Now, I need to find the RMS over all time so I wrote:
$$\lim_{\text{n}\to\infty}\sqrt{\frac{1}{\text{n}}\int_0^\text{n}\left(\text{y}\left(t\right)\right)^2\space\text{d}t}\tag4$$
And in order to find $\int_0^\text{n}\left(\text{y}\left(t\right)\right)^2\space\text{d}t$ I wrote:
$$\int_0^\text{n}\left(\text{y}\left(t\right)\right)^2\space\text{d}t\stackrel{?}{=}\int_0^\frac{1}{4f}\left(\left|u\sin\left(2\pi ft\right)\right|\right)^2\space\text{d}t+\text{n}\cdot\int_0^T\left(u\exp\left(-\frac{t}{\tau}\right)\right)^2\space\text{d}t+\text{n}\cdot\int_T^\frac{3}{4f}\left(\left|u\sin\left(2\pi ft\right)\right|\right)^2\space\text{d}t\tag5$$
The question is, am I right and how do I proceed?

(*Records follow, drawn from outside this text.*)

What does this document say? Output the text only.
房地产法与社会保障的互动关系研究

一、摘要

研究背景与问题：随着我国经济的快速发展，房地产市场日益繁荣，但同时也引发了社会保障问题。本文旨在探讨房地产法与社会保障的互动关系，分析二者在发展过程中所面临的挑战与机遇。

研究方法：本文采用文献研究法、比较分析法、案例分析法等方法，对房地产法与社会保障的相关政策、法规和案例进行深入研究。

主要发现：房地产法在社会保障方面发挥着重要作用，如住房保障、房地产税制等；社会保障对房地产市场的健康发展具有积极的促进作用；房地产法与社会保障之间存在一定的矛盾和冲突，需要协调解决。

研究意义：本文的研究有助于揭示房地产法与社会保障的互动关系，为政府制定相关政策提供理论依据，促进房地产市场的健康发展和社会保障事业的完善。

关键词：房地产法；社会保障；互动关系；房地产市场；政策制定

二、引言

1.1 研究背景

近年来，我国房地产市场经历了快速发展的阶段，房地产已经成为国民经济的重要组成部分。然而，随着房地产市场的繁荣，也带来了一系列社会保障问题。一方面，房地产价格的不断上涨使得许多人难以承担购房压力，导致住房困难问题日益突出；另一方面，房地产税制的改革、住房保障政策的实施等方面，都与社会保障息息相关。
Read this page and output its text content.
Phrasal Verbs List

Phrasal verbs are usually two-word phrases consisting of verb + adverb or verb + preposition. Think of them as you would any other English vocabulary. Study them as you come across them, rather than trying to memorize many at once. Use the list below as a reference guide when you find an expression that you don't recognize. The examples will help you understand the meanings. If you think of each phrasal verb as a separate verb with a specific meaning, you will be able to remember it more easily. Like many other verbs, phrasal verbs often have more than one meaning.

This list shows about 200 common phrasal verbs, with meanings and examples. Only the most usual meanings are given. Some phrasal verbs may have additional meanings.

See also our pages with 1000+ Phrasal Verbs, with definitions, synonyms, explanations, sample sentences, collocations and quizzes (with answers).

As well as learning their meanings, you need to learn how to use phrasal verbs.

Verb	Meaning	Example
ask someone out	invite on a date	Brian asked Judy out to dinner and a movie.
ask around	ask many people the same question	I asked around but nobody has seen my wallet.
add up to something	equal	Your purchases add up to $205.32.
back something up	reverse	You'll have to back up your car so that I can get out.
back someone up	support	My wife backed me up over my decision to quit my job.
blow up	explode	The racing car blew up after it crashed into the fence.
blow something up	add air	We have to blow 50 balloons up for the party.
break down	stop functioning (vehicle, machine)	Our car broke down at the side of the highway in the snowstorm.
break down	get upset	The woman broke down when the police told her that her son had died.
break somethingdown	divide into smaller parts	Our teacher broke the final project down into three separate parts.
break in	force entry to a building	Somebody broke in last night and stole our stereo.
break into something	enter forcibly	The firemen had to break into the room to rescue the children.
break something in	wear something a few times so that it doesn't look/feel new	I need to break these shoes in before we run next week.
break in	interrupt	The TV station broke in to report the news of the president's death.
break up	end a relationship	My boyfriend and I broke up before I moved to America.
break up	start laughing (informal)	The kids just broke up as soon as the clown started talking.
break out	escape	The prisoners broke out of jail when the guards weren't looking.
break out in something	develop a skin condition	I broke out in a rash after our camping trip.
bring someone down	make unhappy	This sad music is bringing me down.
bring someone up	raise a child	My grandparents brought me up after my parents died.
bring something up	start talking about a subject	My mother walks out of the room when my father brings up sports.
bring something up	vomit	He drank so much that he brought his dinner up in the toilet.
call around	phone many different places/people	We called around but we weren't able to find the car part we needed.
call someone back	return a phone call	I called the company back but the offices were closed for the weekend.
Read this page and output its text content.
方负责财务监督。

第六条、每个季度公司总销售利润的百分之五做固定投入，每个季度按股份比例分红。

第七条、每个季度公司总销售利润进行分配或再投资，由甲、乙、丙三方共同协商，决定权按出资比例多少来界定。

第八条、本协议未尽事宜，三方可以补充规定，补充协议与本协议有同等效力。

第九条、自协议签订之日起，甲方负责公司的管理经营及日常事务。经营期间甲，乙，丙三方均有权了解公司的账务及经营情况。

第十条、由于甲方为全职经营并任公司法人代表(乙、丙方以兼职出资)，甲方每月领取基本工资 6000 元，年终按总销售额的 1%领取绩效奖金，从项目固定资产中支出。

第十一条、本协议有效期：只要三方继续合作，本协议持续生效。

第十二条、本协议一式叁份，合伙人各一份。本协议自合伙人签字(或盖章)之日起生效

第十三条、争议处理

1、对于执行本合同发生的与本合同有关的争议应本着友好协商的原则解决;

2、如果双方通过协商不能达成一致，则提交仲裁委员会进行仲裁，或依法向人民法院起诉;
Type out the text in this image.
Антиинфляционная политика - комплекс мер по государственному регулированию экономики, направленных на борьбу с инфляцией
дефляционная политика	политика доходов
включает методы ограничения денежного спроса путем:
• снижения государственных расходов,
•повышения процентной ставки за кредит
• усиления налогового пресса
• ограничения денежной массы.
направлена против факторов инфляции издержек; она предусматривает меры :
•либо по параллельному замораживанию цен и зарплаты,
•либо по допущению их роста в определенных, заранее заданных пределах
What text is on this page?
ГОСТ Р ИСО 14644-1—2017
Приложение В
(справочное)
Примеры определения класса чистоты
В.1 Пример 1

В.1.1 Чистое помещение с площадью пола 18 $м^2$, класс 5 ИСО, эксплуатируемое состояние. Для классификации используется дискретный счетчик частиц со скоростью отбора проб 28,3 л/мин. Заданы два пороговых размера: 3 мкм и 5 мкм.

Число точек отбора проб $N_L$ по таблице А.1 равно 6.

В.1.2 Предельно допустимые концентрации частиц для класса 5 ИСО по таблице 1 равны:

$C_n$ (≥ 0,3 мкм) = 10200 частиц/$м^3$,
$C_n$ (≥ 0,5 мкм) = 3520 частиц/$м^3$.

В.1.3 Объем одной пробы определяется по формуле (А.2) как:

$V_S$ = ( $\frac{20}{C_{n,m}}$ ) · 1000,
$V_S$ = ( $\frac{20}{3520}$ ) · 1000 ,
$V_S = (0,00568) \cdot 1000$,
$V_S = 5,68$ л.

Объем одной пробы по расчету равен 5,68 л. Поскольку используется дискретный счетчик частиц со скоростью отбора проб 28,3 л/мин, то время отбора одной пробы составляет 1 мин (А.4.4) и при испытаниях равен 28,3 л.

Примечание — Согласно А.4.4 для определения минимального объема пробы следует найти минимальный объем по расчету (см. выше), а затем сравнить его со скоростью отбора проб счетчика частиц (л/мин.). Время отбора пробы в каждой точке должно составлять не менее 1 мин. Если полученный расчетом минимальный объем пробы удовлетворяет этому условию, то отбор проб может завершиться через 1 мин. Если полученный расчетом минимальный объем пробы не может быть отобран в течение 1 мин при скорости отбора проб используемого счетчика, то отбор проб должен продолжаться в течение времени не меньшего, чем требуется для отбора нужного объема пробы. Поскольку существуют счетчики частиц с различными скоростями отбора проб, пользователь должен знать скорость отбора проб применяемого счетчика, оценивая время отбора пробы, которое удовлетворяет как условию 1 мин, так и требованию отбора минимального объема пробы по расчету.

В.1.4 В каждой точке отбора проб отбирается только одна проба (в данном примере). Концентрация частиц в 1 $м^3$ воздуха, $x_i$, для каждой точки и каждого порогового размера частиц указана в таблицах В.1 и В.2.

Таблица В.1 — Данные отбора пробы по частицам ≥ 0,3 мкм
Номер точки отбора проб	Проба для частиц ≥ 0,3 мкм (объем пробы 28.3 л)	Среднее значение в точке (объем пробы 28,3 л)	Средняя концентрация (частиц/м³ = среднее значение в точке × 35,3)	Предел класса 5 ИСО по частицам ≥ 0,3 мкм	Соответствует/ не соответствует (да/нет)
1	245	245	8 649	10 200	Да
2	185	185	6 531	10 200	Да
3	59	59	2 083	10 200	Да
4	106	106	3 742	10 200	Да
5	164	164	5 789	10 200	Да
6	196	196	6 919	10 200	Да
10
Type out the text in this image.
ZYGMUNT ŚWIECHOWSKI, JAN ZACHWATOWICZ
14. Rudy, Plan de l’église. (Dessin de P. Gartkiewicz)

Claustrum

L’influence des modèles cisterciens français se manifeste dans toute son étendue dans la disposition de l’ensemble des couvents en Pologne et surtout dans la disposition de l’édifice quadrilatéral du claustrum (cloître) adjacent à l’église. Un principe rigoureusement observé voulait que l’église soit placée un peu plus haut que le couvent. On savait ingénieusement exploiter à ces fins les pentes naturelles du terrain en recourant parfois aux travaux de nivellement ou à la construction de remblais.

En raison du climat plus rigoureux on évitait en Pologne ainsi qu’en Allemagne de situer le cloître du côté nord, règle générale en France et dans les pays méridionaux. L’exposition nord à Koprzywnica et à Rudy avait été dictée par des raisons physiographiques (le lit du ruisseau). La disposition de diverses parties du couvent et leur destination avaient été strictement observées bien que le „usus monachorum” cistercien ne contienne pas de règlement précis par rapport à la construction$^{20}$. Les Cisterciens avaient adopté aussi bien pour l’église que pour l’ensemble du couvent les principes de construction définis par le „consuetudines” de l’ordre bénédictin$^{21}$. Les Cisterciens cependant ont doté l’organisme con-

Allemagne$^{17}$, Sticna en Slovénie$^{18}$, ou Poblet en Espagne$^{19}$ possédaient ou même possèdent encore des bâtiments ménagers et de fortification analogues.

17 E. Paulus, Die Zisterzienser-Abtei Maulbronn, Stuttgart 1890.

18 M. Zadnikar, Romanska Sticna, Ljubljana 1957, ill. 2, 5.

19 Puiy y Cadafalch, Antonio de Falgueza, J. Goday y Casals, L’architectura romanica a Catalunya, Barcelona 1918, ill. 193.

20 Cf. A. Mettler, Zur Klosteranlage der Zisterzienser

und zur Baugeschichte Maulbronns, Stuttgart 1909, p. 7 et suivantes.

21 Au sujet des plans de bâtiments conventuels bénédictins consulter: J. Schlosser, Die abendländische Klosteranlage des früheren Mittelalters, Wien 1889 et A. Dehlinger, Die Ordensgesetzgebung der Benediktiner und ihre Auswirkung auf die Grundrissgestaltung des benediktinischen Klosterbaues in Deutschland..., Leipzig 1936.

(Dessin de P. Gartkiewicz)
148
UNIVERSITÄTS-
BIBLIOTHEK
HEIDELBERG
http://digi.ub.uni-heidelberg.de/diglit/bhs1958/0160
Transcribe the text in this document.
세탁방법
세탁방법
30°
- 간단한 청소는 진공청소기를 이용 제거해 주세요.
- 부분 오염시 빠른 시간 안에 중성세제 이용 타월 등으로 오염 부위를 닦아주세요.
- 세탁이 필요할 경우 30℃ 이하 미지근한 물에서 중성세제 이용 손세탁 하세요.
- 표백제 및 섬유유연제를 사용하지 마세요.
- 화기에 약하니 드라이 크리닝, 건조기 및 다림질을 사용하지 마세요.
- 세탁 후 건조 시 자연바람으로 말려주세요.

You are calculating an integral $$\lim_{n\rightarrow\infty}\sqrt{\frac{1}{n}\int_0^n y(t)^2 dt}$$ But your $y(t)$ is periodic aside from a transient phenomenon $$y(t)=\left\{\begin{matrix}y_{\text{transient}}(t) & t <T_0 \\ y_{\text{periodic}}(t-T_0) & T_0<t<T_0+P \\ y_{\text{periodic}}(t-(T_0+P)) & T_0+P<t<T_0+2P \\ \vdots\end{matrix}\right.$$ So the original integral becomes $$\lim_{n\rightarrow\infty}\sqrt{\frac{1}{n}\int_0^n y(t)^2 dt}=\lim_{n\rightarrow\infty}\sqrt{\underbrace{\frac{1}{n}\int_0^{T_0} y_{\text{transient}}(t)^2 dt}_{\rightarrow 0\text{ as }n\rightarrow\infty} + \frac{1}{n}\int_{T_0}^{n} y(t)^2 dt}$$ what remains is periodic.